Selon l'Encyclopédie, « ce châtiment est rude et dangereux ; car le moindre défaut de diligence ou d'adresse de la part de ceux qui tirent la corde, ou quelqu'autre petit accident, peut être cause que celui qu'on tire, se rompe ou bras ou jambes, et même le cou ; aussi l'on met ce châtiment au rang des peines capitales »[2].

Le corps du supplicié, même si on le lestait suffisamment pour éviter un contact trop rude contre les concrétions terriblement abrasives de bernacles sur la coque, sortait de ce traitement dans un tel état que ses possibilités d'y survivre n'étaient pas garanties, à plus forte raison avec l'augmentation des dimensions et du tirant d'eau des navires entre le Moyen Âge et les temps modernes. Et s'il était halé lentement pour éviter de trop le blesser, il risquait d'être noyé. Sur les petits bâtiments, il arrivait que pour assurer la pleine rigueur du supplice on fasse parcourir au condamné toute la longueur de la carène, de l'étrave à l'arrière. La grande cale pouvait être infligée plusieurs fois de suite, jusqu'à ce que mort s'ensuive.
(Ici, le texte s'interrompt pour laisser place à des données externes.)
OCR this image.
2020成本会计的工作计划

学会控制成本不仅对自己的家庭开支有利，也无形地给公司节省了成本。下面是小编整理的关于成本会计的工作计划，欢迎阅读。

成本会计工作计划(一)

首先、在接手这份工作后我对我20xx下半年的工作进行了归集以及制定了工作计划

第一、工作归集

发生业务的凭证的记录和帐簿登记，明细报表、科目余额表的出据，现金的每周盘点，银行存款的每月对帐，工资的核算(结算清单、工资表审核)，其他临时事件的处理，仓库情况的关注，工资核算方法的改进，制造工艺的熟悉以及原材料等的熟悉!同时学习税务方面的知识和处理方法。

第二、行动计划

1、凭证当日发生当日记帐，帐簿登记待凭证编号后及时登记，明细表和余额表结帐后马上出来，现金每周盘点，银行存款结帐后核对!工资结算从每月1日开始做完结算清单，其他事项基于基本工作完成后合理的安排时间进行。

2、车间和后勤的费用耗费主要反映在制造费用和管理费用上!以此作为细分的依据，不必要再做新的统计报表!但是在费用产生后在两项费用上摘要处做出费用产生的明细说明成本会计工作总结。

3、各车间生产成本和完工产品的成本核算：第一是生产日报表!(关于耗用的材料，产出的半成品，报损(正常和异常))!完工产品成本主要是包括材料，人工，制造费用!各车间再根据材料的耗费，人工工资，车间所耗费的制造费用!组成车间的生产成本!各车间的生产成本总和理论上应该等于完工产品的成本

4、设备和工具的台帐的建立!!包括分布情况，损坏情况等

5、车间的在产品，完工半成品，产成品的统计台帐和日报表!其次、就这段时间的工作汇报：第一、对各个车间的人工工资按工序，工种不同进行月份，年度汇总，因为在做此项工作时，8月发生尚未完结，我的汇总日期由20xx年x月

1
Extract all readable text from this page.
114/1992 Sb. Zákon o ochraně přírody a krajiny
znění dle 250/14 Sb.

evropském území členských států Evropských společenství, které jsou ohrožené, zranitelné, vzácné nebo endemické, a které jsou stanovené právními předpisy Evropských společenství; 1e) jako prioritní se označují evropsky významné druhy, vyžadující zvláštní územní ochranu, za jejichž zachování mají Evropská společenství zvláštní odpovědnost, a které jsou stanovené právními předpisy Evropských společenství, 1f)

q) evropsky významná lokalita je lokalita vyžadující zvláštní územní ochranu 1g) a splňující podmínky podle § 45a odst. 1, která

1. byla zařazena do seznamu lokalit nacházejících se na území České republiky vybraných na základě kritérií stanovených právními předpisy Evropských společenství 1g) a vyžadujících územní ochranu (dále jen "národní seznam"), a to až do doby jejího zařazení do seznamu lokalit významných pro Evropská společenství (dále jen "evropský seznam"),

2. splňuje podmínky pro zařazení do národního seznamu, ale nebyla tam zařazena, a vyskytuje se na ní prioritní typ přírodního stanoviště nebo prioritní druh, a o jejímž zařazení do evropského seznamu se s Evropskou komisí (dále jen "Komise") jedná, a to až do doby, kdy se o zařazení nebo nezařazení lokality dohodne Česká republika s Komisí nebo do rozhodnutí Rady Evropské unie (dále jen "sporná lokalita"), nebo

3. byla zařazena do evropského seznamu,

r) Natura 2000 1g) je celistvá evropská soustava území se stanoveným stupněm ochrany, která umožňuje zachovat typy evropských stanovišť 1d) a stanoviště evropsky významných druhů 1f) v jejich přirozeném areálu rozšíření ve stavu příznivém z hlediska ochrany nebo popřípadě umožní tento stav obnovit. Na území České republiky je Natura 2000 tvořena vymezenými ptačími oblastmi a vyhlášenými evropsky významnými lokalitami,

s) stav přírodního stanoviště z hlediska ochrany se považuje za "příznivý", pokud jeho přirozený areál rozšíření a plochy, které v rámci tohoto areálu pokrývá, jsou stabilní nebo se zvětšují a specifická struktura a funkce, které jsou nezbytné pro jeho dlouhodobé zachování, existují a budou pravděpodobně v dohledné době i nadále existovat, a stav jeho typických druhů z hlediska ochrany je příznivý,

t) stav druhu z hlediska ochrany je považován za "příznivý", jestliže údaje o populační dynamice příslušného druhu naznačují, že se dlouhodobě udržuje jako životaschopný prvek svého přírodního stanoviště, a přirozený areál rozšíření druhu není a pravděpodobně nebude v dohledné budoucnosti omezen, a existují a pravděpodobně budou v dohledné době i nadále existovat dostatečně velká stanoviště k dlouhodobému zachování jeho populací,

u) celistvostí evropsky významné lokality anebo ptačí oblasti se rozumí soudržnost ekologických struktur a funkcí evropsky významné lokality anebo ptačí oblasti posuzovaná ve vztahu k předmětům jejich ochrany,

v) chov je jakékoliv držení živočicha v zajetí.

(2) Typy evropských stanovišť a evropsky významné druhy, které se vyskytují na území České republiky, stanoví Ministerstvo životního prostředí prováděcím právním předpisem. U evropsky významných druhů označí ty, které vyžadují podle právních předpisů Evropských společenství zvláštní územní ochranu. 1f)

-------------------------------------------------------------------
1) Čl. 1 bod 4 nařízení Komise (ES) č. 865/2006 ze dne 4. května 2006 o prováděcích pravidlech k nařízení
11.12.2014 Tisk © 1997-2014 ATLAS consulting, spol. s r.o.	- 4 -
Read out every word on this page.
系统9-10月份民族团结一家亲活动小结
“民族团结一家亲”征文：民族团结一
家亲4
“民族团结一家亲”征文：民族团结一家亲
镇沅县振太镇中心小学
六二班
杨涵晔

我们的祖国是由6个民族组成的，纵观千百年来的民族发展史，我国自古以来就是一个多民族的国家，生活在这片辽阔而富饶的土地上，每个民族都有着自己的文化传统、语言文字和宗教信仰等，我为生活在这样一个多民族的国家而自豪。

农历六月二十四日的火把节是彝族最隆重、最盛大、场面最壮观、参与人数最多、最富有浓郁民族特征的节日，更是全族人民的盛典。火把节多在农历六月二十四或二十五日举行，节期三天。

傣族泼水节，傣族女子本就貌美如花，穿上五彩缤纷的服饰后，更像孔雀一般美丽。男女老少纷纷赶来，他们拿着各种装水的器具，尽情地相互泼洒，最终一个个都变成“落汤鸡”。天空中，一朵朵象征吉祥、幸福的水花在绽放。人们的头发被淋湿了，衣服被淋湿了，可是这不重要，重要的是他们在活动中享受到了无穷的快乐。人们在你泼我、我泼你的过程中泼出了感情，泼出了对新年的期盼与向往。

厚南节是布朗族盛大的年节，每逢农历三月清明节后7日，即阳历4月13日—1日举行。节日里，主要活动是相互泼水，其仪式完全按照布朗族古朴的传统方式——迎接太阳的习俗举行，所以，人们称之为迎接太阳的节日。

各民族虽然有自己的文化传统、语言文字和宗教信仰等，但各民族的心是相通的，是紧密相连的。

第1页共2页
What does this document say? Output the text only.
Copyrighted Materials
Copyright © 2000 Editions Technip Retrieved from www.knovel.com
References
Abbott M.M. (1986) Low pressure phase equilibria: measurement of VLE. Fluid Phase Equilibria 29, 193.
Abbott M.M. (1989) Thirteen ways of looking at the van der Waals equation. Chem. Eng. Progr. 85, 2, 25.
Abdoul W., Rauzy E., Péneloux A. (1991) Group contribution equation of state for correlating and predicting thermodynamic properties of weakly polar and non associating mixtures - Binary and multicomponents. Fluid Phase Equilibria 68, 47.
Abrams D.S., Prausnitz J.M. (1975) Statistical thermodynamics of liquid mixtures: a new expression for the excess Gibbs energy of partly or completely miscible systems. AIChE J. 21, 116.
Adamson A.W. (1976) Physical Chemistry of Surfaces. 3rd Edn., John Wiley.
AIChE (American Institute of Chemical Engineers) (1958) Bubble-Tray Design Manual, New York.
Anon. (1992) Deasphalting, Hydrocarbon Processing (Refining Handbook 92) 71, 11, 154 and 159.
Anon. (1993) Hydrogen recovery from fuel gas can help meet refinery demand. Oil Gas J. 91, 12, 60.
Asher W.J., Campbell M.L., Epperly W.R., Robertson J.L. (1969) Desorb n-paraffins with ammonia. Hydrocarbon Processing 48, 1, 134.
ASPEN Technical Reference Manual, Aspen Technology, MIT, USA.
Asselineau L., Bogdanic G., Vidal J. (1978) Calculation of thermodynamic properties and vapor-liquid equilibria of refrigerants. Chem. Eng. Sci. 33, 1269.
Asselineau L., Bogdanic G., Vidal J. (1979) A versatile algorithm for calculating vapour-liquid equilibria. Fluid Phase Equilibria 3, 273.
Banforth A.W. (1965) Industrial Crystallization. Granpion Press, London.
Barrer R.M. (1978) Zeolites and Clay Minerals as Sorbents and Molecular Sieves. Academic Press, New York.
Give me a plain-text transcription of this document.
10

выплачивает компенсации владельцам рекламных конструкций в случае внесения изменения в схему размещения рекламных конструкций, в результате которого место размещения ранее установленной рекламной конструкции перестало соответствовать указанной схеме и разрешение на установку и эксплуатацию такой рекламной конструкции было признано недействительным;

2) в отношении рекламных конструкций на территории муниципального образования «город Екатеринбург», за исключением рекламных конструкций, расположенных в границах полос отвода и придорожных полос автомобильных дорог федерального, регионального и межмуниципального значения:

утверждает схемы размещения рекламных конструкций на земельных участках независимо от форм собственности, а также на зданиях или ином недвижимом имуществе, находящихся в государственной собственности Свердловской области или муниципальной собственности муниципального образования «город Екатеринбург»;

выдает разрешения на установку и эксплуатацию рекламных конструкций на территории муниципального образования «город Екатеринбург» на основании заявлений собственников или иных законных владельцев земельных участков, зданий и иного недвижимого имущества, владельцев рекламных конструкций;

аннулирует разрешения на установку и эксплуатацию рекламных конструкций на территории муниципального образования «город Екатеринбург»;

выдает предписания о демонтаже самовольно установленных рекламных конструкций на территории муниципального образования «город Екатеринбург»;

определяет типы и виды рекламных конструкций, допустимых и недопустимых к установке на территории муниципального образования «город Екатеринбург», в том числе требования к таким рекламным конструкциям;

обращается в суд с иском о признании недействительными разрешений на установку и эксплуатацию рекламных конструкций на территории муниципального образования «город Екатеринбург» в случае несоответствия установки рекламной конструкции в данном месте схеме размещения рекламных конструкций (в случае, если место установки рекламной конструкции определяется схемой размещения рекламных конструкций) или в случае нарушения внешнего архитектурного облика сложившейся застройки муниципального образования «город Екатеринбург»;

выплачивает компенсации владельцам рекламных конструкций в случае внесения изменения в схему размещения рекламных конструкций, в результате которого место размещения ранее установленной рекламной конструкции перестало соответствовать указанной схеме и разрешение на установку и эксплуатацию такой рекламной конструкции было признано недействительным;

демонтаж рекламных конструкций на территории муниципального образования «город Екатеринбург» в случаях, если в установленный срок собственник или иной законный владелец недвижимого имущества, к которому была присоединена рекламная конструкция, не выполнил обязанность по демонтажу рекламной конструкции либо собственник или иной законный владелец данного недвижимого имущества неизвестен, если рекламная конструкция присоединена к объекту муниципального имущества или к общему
L'usage hollandais, particulièrement spectaculaire, était de combiner la chute d'une grande hauteur dans l'eau avec le passage sous la coque, le condamné étant ensuite hissé (la tête en bas) jusqu'à l'extrémité opposée de la vergue d'où il avait été largué de façon que l'opération puisse être répétée. Afin d'éviter une noyade prématurée, un chiffon imbibé d'huile était noué sur le visage de l'homme puni[3].

Les Hollandais veillaient à bien lester le patient pour éviter qu'il ne soit par trop lacéré par les bernacles sous la coque, mais ce n'était pas par souci humanitaire : les condamnés qui survivaient à la grande cale subissaient ensuite des coups de cordes ou de garcette. William Falconer, dans son Universal Dictionary of the Marine, remarque que « cette sentence exceptionnelle étant exécutée avec la sérénité de caractère propre aux Hollandais, on accorde au criminel des répits suffisants pour qu'il puisse recouvrer sa sensibilité à la douleur », car ce ne serait pas respecter l'esprit du jugement si le condamné subissait sa peine évanoui par manque d'air, engourdi par la froideur de l'eau l'hiver, ou étourdi par les coups reçus sur sa tête heurtant la coque[4].

Gravure sur bois anglaise d'époque Renaissance montrant un condamné subissant la grande cale.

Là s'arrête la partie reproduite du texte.